Courtesy of YouTube/Assembly Access
SawStop LLC uses an electrical sensor to stop a blade when it comes in contact with flesh or similar conductive material.
Courtesy of YouTube/Assembly Access
The California legislature is considering a measure requiring a SawStop-like safety device.

Safety standards for table saws may soon get more stringent in the state of California. A bill under consideration in the state Legislature would require "injury-mitigation technology" to be built into every table saw sold in the state starting in 2016.

The bill, AB 2218, was introduced by Assemblyman Das Williams (D-Santa Barbara) and was passed by the state Assembly in May by a 64-4 vote. The measure is now in the state Senate and would require concurrence from the state Assembly before going to the governor.

The injury-mitigation measures proposed in AB 2218 bear a strong resemblance to technology produced by Tualatin, Ore.-based SawStop LLC, which uses a sensor to stop a table saw's blade when it comes in contact with flesh or a similar electric conductor. Invented by Dr. Stephen Gass in 2003, SawStop saws can shut off milliseconds after contact is made with an operator's hand or fingers.

Opponents of the bill maintain the specificity of the new law would grant an unfair advantage to SawStop. In a June 1 letter addressed to Assemblyman Williams, the California Chamber of Commerce stated that "the bill fulfills a decade-long attempt by one company to create a monopoly, and the financial rewards thereof, for a technology this single company essentially owns through a network of patents." The California Chamber of Commerce represents the California Manufacturers & Technology Association as well as major power-tool retailers Home Depot and Lowe's.

"Saying we have a monopoly is very disingenuous," said David Fanning, co-founder of SawStop. "They have patents on their own technology." While he notes that AB 2218 was originally sponsored by SB3, SawStop's parent company, Fanning contends the lack of similar safety offerings from other table-saw makers is a deliberate choice. "We were three guys in a barn. To say that multimillion-dollar companies can't develop this is absurd," he said.

The bill has undergone several revisions since its introduction. In its current form, the bill calls for technology "to prevent or detect contact with, or dangerous proximity between, a hand or finger and the teeth of the blade above the tabletop of a table saw, and to prevent the blade from causing severe injury to the hand or finger." Language that specified prevention of cuts to the hand or finger deeper than 1/8 in. was removed in a revision.

New rules on table-saw safety are also under consideration at the federal level. The Consumer Product Safety Commission (CPSC) held hearings in 2011 on SawStop, with an extended comment period that ended in March 2012. According to a CPSC log of a March 2011 meeting, the Power Tool Institute, an industry lobbying group, said the cost of the technology would "force the low-end table saw out of the market."

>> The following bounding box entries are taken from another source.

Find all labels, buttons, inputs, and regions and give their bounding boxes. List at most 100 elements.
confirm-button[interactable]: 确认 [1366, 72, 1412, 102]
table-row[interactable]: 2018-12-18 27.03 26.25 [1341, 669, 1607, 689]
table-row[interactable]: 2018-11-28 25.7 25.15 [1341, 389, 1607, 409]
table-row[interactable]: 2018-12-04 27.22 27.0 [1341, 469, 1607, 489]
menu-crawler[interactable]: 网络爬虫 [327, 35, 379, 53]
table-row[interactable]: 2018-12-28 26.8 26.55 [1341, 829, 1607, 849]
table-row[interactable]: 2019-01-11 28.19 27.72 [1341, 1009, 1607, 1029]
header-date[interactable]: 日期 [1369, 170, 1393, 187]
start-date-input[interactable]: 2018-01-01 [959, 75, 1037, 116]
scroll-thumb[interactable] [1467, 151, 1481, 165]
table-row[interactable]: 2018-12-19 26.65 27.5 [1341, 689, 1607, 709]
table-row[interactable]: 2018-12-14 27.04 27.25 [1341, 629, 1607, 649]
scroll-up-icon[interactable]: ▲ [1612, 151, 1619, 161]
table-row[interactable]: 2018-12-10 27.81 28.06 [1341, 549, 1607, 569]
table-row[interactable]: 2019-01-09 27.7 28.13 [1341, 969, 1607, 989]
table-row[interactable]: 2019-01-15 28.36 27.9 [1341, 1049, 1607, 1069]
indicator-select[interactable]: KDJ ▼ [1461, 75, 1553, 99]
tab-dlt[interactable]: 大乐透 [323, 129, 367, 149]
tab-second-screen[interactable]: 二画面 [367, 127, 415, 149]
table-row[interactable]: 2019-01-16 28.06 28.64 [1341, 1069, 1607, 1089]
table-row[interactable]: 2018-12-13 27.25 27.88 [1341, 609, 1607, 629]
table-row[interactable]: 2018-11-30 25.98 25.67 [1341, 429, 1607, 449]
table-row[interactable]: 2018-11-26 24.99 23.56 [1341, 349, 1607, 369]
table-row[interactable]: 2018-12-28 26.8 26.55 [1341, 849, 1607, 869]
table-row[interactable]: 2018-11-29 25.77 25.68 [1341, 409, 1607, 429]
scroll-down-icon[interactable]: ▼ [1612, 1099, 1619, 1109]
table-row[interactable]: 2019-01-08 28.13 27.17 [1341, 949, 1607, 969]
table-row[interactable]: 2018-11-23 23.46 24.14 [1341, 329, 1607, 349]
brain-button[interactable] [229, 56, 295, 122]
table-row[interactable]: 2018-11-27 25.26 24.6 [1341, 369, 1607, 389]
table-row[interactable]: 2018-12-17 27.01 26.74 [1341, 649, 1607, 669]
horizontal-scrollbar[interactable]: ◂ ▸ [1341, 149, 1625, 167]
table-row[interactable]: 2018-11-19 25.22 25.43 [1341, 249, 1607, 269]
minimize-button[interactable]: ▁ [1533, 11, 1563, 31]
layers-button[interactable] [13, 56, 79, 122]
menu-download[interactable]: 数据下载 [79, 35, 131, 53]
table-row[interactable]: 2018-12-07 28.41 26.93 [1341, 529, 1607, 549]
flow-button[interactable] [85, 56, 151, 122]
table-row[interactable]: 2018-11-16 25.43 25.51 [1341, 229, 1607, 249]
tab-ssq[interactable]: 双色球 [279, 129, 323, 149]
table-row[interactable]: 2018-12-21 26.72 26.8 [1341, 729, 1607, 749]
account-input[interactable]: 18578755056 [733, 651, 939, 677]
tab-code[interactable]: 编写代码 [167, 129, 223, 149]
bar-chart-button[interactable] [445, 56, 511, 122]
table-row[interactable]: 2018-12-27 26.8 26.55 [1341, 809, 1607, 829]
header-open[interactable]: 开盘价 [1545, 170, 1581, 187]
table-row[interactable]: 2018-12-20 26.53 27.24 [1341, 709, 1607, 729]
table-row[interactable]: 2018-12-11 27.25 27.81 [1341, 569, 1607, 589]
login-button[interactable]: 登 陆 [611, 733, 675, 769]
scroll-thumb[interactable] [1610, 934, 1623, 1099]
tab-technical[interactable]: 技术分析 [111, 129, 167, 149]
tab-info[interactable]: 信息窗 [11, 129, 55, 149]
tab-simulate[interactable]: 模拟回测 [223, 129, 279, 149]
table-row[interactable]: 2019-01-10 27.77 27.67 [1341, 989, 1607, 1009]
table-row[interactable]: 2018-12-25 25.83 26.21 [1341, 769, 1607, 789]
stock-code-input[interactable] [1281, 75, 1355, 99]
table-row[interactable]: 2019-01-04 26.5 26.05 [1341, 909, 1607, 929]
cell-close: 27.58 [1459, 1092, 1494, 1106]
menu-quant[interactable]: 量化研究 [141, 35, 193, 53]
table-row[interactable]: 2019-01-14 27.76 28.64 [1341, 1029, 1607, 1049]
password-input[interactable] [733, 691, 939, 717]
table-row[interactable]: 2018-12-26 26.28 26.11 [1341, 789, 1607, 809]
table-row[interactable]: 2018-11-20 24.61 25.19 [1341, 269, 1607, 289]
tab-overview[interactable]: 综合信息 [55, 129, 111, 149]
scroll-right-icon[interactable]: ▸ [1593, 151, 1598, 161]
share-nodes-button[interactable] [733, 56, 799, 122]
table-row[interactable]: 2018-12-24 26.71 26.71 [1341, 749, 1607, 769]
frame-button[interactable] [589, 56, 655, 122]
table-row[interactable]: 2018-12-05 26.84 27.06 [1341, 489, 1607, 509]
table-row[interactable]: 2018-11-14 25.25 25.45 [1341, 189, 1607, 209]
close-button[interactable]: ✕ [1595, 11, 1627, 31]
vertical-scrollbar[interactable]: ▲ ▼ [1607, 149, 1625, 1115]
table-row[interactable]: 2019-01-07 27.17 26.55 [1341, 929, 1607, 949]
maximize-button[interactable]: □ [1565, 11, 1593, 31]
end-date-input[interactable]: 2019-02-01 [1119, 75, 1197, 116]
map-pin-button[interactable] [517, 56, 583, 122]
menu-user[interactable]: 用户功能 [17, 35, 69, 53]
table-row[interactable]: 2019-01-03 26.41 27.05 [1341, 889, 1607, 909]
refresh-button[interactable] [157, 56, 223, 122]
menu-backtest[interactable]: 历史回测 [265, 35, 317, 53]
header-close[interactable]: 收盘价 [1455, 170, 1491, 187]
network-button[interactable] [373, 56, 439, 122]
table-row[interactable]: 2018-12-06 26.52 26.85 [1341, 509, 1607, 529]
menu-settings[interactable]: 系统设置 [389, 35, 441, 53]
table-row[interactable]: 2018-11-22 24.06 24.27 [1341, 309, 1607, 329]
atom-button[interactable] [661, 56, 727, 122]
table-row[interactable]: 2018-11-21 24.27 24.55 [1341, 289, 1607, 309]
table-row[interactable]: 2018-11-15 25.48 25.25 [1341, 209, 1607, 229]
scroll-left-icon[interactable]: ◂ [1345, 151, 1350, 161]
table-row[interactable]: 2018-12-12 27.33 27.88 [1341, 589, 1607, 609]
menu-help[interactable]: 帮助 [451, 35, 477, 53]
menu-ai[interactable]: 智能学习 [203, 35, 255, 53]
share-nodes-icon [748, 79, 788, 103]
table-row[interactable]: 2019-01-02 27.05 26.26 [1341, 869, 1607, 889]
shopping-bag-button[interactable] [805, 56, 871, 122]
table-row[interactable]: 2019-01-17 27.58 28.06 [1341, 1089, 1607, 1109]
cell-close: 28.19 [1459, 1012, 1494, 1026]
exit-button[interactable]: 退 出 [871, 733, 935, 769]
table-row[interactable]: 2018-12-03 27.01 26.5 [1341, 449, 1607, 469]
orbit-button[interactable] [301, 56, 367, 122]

Cost is an issue with the injury-mitigation technology. According to PTI, consumer table saws have a median price of $160; the safety technology would add $150 to the price. SawStop's Fanning has said the components for the technology cost about $55 to $75 and cannot be retrofitted to existing saws. When the SawStop mechanism is tripped, a $69 single-use cartridge must be replaced.

AB 2218's supporters take a broader view of cost. "The unfortunate thing is that severe table-saw injuries continue to occur even though technologies exists to prevent almost all of them. These injuries cost society billions annually," said Assemblyman Williams. "This bill does not specify the exact kind of injury-mitigation technology and in no way prohibits companies from developing their own. This type of technology is urgently needed for safety."